Question: Find the critical angle of the ray of light at glass water interface if the refractive indices of gl...

Question

Find the critical angle of the ray of light at glass water interface if the refractive indices of glass and water are 1.62 and 1.32 respectively.

Answer 1

Solution

The above stated problem is an easy application of the Snell’s law of refraction. Snell's law is a formula used when applied to light or other waves moving across a barrier between two distinct isotropic media, such as water, glass or air, to establish the relationship between the angles of incidence and refraction. If a certain critical point is achieved by the angle of incidence in water, the refracted ray lies around the boundary, having a 90-degree refraction angle.
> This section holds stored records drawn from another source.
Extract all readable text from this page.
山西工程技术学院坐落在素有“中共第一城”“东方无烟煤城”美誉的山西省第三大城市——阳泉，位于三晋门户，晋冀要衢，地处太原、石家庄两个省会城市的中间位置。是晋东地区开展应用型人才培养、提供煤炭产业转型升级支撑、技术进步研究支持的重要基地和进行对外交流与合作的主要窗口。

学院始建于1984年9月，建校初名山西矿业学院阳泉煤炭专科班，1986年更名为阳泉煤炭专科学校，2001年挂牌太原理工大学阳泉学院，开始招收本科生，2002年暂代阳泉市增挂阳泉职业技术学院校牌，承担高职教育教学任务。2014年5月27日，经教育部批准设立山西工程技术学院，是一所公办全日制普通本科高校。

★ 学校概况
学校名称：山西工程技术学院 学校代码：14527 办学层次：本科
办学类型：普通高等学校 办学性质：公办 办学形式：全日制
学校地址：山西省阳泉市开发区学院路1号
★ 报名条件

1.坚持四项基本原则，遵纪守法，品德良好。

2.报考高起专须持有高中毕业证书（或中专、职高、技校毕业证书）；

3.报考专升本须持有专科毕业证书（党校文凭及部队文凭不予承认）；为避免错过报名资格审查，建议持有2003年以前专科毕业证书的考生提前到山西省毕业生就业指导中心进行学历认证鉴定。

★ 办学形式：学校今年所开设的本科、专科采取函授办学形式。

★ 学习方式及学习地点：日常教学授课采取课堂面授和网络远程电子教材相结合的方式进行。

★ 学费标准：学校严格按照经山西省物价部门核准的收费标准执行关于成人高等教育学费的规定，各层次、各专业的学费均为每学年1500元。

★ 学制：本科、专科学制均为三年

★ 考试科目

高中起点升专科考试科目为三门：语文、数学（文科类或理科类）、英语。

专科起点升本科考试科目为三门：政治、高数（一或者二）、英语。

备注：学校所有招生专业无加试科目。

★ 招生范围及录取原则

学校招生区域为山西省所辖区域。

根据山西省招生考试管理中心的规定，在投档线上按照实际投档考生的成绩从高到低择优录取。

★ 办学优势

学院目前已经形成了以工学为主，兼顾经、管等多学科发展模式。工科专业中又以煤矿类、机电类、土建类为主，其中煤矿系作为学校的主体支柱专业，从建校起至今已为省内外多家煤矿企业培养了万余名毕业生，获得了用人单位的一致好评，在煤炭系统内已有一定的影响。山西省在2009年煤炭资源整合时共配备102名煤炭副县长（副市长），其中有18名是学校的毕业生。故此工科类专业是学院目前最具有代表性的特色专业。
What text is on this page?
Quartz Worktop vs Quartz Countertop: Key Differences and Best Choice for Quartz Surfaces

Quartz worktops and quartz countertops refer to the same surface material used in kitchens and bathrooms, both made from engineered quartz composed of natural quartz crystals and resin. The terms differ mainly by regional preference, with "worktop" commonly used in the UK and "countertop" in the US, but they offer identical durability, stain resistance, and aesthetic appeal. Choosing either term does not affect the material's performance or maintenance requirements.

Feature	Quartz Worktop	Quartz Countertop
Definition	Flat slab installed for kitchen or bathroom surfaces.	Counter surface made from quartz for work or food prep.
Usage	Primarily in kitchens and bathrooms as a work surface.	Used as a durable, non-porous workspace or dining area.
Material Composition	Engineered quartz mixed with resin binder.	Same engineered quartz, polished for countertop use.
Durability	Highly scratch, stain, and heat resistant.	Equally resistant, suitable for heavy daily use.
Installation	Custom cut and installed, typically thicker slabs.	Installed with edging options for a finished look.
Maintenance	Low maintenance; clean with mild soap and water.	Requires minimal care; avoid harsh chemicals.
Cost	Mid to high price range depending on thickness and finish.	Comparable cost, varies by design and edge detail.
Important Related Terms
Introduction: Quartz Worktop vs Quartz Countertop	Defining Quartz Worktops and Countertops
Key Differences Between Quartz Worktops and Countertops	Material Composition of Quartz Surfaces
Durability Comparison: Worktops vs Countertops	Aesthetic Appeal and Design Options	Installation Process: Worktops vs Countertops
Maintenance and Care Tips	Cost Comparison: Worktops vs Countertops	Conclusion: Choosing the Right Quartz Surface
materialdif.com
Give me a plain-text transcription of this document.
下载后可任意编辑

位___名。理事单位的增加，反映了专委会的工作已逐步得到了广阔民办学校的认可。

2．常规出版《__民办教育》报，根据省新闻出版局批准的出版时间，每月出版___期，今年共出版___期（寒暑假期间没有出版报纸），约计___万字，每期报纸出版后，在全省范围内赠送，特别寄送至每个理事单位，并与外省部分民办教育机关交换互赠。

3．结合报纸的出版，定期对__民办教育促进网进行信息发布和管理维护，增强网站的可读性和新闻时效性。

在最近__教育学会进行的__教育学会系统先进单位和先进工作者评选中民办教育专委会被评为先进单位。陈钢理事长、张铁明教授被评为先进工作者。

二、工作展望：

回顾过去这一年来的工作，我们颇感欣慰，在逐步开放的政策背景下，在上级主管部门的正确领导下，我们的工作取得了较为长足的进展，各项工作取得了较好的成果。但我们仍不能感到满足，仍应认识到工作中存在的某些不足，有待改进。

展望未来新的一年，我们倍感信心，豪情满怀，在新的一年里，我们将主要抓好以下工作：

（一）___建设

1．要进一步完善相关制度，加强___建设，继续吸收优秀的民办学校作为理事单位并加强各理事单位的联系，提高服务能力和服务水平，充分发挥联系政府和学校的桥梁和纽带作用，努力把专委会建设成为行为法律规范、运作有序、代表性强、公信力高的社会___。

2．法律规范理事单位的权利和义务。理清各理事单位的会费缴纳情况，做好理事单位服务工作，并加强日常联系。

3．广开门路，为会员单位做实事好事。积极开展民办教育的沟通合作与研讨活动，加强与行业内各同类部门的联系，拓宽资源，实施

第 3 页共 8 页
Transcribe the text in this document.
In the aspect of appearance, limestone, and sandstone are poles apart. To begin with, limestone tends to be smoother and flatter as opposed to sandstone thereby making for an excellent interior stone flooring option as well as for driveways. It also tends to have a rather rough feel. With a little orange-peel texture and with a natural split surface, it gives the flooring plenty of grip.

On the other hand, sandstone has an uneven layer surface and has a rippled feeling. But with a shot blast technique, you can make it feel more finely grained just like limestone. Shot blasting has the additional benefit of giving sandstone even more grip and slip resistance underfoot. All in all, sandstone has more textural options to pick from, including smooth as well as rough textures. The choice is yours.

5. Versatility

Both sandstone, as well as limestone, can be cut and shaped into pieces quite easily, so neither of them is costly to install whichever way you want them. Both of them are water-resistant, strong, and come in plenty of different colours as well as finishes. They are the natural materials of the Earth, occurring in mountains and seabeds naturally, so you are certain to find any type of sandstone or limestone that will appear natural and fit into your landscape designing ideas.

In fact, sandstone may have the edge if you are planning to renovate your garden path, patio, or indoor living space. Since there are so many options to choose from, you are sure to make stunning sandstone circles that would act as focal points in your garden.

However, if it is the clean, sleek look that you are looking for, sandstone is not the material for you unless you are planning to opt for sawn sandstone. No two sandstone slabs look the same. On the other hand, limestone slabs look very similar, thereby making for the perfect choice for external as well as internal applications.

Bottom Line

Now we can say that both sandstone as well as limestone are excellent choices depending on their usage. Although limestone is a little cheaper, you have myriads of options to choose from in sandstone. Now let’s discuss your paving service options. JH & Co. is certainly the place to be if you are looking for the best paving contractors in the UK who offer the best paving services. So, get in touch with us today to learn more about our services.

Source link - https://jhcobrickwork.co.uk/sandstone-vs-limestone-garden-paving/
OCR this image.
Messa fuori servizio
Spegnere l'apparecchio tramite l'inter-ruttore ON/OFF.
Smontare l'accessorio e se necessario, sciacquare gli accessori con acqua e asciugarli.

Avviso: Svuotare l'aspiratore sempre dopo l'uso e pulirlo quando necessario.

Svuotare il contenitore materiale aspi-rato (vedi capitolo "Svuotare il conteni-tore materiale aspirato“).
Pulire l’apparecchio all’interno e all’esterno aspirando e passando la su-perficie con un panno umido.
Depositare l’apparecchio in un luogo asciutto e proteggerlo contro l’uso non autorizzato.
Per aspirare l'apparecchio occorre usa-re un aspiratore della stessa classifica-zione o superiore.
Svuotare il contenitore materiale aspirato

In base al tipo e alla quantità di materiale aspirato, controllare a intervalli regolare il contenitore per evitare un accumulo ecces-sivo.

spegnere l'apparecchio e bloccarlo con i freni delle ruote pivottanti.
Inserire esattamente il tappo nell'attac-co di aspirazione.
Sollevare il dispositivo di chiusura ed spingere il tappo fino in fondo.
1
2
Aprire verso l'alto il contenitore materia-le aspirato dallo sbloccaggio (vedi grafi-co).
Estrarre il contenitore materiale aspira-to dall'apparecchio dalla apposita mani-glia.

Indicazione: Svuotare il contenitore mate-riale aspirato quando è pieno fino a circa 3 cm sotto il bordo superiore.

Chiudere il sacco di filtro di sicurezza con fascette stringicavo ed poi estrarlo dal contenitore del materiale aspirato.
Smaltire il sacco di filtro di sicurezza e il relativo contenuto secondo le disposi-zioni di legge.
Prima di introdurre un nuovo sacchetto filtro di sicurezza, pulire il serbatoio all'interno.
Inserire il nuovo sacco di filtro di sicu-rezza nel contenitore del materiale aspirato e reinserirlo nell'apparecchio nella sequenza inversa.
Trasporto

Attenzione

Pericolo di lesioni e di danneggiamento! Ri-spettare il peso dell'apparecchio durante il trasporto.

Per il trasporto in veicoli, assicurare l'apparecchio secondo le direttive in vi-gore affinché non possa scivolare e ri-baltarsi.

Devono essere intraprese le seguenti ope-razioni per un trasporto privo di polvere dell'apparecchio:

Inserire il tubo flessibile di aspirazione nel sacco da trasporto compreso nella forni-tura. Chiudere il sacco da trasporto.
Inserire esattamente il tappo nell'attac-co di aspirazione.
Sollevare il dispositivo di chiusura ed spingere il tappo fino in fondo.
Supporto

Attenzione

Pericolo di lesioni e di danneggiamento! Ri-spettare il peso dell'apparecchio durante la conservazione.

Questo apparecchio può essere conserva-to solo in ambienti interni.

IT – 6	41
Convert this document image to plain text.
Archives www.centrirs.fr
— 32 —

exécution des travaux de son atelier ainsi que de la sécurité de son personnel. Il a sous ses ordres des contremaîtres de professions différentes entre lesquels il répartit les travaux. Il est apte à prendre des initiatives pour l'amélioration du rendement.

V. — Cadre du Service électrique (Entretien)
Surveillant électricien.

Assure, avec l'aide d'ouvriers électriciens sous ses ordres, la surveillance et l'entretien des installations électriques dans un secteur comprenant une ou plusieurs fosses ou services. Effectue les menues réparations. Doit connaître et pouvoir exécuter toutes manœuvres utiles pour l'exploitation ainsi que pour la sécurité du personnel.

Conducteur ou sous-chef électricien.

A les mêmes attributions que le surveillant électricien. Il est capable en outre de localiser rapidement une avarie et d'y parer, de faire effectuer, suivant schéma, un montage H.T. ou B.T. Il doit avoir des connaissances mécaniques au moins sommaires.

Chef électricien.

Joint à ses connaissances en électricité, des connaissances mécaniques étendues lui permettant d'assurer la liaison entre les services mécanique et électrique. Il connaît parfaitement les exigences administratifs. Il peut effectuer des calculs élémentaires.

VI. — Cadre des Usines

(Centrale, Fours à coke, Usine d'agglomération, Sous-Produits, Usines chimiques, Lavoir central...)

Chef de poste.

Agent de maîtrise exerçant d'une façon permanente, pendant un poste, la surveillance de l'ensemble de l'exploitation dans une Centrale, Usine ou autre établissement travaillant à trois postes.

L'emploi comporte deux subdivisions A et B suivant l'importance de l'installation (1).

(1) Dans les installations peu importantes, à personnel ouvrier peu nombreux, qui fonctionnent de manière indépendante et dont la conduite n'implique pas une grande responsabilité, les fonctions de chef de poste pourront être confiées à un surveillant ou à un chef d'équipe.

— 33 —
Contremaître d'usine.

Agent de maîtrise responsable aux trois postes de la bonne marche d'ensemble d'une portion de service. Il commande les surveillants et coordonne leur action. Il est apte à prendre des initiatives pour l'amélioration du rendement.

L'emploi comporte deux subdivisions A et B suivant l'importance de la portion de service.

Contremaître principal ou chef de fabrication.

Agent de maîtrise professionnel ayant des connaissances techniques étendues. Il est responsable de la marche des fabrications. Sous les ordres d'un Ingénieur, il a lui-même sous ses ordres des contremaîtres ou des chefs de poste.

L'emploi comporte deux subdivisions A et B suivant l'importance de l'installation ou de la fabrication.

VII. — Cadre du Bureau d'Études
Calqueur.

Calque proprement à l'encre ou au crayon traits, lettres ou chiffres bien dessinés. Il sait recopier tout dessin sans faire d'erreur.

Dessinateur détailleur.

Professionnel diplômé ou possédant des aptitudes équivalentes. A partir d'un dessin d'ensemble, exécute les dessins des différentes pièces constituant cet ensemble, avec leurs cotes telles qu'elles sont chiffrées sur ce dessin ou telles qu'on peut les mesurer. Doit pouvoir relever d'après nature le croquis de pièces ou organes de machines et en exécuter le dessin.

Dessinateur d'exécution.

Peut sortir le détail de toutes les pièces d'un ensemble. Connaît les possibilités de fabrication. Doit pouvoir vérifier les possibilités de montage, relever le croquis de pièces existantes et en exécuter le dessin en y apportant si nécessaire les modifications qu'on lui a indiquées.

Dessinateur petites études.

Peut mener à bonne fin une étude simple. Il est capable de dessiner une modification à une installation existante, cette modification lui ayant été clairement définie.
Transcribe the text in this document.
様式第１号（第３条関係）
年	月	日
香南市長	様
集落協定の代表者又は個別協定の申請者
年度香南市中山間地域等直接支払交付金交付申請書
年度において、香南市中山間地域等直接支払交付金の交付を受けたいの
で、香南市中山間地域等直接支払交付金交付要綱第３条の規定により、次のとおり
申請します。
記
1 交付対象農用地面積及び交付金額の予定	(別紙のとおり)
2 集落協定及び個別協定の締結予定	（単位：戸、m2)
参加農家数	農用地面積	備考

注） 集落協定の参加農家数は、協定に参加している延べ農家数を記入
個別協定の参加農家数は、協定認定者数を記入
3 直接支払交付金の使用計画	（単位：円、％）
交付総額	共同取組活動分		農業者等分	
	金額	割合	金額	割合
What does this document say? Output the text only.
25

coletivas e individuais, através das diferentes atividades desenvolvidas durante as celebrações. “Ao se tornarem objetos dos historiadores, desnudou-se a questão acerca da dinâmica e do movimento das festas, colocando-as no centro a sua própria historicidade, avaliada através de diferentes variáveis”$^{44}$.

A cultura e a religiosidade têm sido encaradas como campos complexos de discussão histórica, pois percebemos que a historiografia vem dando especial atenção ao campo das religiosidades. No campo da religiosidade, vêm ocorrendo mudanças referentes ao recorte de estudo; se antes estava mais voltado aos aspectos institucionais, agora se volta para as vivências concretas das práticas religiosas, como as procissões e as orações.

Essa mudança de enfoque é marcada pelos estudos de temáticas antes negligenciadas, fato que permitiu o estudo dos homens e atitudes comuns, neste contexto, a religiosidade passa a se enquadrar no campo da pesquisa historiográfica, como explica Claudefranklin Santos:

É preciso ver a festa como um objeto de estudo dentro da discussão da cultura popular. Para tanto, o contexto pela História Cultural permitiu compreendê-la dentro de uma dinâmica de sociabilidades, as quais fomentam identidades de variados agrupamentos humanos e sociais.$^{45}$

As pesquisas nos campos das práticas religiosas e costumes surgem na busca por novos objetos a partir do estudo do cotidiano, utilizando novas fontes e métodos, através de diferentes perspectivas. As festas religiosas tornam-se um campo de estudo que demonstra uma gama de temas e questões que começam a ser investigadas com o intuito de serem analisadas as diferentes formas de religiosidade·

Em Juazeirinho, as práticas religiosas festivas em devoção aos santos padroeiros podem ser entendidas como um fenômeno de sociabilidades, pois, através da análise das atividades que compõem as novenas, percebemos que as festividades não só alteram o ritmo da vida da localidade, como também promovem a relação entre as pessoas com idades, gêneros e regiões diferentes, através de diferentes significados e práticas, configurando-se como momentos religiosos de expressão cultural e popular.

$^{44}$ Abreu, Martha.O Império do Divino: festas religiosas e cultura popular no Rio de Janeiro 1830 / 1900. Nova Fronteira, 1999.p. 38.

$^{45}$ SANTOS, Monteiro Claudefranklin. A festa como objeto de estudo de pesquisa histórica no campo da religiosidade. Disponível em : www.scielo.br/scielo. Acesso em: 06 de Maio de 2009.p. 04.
This angle of incidence is referred to as the critical angle; it is the greatest angle of incidence that can still be refracted.
Formula used:
For solving this question, we will be using the formula from Snell’s Law for refraction is
${{\mu }_{1}}\sin {{\theta }_{1}}={{\mu }_{2}}\sin {{\theta }_{2}}$

Complete answer:
Before we start solving the problem that has been stated to us above, let us take a look at all the parameters that have been given to us

Let the refractive index of the glass be ${{\mu }_{1}}$
Then, ${{\mu }_{1}}$ = 1.62
Also, let us assume the refractive index of the water to be ${{\mu }_{2}}$
Then, again
${{\mu }_{1}}$ = 1.32
Now,
By applying the Snell’s law for refraction,
We have
${{\mu }_{1}}\sin {{\theta }_{1}}={{\mu }_{2}}\sin {{\theta }_{2}}$
Where ${{\theta }_{1}}$ and ${{\theta }_{2}}$ are the angle of incidence and angle of refraction
Now,
If the ray is going from water to glass,
Then, the critical angle will be
$\Rightarrow {{\theta }_{c}}={{\sin }^{-1}}(\dfrac{{{\mu }_{1}}}{{{\mu }_{2}}})$
So, now
By substituting the values we have in the above formula
We have
$\Rightarrow {{\theta }_{c}}=\sin (\dfrac{1.32}{1.62})$
$\Rightarrow {{\theta }_{c}}={{54.57}^{\circ }}$
So, the critical angle of the ray of light at glass water interface if the refractive indices of glass and water are 1.62 and 1.32 respectively will be ${{54.57}^{\circ }}$

Note:
If the ray of light was entering from glass to the water, then the critical angle will not exist as the ratio of the two refractive indices will be greater than 1, and sin function does not exist for a value greater than 1.